Michael Hayden is a former director of the C.I.A. He is currently retired.
His primary thesis is that we no longer rely primary on facts and data, but rather on feelings and what we think or hope to be the case. We tend to live in silos. We only talk about issues important to us with people who already agree with us and confirm our beliefs. We thus avoid answering or asking hard questions like “What are the hard facts or data that make something so?”
The central person he focuses on is President Trump. But he is very clear that President Trump is not the cause of this phenomenon; he is the result of it. He provides examples of how it works, but it really is much deeper in our society and social discourse that the president. While he critiques the president, he seems to try to be fair and respectful.

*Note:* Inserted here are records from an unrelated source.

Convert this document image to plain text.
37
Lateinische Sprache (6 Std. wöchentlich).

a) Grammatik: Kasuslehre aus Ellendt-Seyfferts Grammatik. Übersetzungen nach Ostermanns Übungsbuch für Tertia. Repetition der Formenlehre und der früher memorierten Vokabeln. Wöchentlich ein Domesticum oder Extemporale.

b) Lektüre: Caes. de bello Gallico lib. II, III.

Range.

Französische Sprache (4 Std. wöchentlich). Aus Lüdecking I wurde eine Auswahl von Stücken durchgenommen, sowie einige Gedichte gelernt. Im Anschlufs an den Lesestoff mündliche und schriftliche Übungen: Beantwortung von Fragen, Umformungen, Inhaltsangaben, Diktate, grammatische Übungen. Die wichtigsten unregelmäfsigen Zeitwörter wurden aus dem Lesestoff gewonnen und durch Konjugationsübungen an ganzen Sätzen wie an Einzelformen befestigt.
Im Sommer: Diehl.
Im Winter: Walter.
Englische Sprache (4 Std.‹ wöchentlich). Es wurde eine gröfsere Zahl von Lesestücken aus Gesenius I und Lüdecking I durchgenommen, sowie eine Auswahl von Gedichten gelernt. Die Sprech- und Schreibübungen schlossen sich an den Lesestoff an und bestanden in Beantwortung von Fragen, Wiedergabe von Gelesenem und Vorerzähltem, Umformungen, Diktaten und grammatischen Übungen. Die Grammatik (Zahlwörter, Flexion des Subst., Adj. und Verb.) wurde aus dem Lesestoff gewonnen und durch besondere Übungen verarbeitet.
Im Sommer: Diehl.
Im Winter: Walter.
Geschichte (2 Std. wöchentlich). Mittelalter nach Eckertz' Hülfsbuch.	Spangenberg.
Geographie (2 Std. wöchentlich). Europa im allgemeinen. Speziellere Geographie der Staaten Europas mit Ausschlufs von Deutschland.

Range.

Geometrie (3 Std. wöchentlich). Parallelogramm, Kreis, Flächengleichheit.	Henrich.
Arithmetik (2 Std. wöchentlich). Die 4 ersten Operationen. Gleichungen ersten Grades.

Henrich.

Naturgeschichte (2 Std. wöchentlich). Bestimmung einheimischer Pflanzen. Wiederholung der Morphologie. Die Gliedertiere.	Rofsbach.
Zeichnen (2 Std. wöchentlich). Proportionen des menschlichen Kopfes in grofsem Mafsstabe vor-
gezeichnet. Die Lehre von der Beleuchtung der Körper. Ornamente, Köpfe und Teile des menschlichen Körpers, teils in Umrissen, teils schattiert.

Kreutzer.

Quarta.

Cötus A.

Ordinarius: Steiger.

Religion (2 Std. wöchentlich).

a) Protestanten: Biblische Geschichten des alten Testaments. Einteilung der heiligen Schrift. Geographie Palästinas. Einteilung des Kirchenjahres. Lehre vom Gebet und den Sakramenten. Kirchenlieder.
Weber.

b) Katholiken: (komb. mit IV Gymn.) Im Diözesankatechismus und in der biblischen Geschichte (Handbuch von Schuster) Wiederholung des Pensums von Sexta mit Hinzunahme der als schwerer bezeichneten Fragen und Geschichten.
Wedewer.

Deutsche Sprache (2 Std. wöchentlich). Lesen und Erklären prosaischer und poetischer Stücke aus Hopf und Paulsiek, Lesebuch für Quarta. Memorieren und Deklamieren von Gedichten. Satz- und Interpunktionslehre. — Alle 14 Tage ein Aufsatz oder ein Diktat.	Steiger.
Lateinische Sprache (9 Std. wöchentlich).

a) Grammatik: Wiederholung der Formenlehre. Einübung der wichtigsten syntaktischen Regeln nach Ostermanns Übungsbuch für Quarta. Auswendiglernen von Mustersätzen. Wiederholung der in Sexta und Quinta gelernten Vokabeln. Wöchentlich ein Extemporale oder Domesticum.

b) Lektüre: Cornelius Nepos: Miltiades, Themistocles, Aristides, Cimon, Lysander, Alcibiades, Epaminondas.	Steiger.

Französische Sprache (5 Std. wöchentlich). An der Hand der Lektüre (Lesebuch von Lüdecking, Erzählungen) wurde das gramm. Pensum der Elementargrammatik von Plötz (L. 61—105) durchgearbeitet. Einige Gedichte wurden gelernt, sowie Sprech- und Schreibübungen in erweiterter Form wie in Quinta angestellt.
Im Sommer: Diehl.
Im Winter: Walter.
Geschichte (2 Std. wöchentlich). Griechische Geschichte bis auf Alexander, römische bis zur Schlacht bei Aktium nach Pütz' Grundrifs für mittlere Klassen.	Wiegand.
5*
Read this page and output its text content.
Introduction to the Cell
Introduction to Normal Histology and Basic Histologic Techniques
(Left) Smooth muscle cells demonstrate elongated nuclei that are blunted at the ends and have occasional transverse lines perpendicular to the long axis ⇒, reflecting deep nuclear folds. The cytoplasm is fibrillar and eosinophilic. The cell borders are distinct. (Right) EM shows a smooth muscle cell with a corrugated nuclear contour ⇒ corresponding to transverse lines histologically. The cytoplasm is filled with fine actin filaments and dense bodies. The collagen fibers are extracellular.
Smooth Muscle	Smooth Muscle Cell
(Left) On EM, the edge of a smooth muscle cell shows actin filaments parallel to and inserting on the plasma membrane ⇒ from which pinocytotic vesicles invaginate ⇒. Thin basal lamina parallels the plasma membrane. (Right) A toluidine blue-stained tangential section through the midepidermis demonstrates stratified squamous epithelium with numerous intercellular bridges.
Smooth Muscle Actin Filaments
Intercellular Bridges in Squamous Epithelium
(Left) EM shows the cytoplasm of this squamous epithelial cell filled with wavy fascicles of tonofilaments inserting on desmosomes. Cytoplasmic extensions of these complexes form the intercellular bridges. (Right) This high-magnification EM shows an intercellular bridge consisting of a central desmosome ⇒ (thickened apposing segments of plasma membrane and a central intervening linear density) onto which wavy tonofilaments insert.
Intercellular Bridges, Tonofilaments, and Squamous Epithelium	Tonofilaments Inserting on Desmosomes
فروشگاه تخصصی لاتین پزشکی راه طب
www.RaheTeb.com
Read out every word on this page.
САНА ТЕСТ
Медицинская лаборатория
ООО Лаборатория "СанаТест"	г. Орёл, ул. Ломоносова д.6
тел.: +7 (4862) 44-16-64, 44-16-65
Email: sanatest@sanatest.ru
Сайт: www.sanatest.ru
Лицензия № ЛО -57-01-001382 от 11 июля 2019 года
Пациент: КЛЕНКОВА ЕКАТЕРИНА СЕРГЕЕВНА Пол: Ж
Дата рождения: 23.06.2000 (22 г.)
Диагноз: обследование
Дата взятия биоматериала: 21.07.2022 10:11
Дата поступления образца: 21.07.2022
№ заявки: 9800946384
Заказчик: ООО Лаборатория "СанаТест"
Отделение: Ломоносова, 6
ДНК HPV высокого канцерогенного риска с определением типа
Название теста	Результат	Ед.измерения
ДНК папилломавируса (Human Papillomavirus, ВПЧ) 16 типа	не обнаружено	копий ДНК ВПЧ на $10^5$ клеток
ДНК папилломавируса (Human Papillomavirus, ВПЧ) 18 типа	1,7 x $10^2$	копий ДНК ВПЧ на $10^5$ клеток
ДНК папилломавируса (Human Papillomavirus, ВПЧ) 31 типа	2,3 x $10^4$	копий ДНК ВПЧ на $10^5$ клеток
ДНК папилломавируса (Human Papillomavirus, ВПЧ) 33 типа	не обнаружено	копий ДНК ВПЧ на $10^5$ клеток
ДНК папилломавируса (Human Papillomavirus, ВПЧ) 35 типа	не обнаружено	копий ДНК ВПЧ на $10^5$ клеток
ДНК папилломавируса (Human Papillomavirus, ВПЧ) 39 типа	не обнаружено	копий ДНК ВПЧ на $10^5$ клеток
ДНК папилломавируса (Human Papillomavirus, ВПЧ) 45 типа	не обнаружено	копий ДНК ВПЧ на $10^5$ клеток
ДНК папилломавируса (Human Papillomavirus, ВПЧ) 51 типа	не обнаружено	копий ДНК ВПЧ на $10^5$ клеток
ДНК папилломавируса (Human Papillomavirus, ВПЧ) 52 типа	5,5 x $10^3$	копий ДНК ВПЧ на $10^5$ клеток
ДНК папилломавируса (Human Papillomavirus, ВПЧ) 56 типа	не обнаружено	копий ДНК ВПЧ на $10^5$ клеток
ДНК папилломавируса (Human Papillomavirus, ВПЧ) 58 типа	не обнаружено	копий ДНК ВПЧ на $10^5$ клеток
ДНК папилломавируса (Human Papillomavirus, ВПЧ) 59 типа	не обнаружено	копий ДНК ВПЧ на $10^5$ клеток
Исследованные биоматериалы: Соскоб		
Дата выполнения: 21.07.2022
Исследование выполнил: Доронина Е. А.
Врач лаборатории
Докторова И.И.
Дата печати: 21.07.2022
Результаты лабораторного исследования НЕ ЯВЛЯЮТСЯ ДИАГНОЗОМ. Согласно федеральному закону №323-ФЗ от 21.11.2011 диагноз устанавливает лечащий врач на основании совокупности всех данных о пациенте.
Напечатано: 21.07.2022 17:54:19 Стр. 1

An example would be the issue of the FBI “embedding” some one in his campaign. When pressed for facts, Mr. Trump responds with, “A lot of people agree with me,” or “Just look at the basics.” He doesn’t have a name or a circumstance of how this happened.
By now means is Mr. Hayden “playing politics.” He is a career military and intelligence officers. He has given his life in the service of providing the most accurate information possible for the political and military leaders of the U.S. His concern is that when leadership (and not just Mr. Trump) do not listen to facts and data, we can have a serious problem.
Democracy requires open discussion of the facts. We need freedom of speech, not just to let people share their opinions, but also to debate information so that we can arrive at the best solutions based on the most accurate facts.
Our political debates have degenerated into opinions and feelings without reference to facts. Francisco Cantú in The Line Becomes a River points out, for instance, that in all the talk about building a wall, we forget that we have already built on. In the early 2000’s, Congress authorized and President Bush built approximately 700 miles of wall along the U.S.–Mexican border (the other miles are mountain and desert). No one, pro-wall or anti-wall, makes reference to it.
Our communities and nation need clear facts and open debate. The common good is not served by half-truths or only feelings. Facts matter.